One thing seems clear to me - if $U \subset X$ is an open subset, and $\mathcal{O}_X(U)$ is the $k$-algebra of sections on $U$, then the sections of $X_K$ on $U$ should be $\mathcal{O}_X(U) \otimes_k K$.
My question is, what exactly is $X_K$, that is, what is the underlying topological space? Is it just the same as the underlying topological space $X$, and just the structure sheaf changes? If not, how can I describe $X_K$?
If $X$ has an open cover by affine schemes $X_i = \operatorname{spec} A_i$, then the corresponding open subset of $X_K$ should ber $\operatorname{spec} (A_i \otimes_k K)$, so probably $X$ and $X_K$ can't have the same underlying topological space.

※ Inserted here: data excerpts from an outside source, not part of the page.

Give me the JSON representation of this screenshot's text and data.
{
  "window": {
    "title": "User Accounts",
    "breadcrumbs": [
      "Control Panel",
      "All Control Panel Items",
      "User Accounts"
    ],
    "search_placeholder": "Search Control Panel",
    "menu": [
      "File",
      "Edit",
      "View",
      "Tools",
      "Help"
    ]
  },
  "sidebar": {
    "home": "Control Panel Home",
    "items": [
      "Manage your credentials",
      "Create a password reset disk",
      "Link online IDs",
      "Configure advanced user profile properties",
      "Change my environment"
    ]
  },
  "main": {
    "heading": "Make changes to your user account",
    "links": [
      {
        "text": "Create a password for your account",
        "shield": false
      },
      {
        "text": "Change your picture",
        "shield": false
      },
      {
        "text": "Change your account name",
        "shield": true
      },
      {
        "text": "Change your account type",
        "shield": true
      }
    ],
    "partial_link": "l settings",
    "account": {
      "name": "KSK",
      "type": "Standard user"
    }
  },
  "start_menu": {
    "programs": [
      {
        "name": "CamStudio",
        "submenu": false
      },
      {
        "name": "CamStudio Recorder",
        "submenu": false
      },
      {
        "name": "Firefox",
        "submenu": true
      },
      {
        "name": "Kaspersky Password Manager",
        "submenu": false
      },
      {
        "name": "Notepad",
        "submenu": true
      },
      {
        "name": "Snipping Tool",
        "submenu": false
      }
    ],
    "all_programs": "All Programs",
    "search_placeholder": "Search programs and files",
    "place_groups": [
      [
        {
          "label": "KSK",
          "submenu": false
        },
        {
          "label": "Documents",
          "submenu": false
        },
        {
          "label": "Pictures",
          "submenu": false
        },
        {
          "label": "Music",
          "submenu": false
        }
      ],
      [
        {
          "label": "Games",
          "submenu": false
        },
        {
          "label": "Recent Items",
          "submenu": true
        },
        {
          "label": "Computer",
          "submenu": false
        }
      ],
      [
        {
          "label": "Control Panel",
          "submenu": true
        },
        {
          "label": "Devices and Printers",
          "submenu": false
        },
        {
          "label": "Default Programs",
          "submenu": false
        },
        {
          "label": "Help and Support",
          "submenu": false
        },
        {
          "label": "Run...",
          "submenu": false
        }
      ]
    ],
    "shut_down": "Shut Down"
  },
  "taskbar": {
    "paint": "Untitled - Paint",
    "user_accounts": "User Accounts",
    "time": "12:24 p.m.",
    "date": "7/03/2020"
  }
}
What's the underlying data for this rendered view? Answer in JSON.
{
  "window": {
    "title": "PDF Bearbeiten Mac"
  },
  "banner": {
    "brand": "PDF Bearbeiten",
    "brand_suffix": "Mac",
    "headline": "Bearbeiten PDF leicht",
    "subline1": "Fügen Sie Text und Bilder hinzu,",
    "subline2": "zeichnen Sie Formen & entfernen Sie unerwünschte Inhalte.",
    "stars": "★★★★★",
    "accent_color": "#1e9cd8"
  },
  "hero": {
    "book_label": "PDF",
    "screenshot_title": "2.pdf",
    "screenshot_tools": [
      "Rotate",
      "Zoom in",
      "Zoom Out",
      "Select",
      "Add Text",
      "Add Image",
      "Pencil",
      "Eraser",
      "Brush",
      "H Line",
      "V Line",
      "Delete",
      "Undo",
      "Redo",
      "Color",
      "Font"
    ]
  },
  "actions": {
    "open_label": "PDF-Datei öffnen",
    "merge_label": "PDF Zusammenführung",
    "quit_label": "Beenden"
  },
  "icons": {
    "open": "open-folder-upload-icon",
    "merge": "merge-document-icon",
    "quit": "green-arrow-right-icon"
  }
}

When $K = \overline{k}$ is an algebraic closure of $k$, and $X$ is locally of finite type over $k$, it may be easier to consider what is $X$ in terms of $X_{\overline{k}}$, rather than the other way around. The projection $X_{\overline{k}} \rightarrow X$ is a surjective open and closed map, in particular a quotient map. On the level of topological spaces, $X$ is obtained from $X_{\overline{k}}$ by glueing together points which are in the same $\operatorname{Aut}(\overline{k}/k)$ orbit.
This is explained in Mumford's red book, and is also in Stacks project somewhere. There is probably a similar description for when $K$ is an arbitrary algebraic extension of $k$, but I can't immediately find a reference.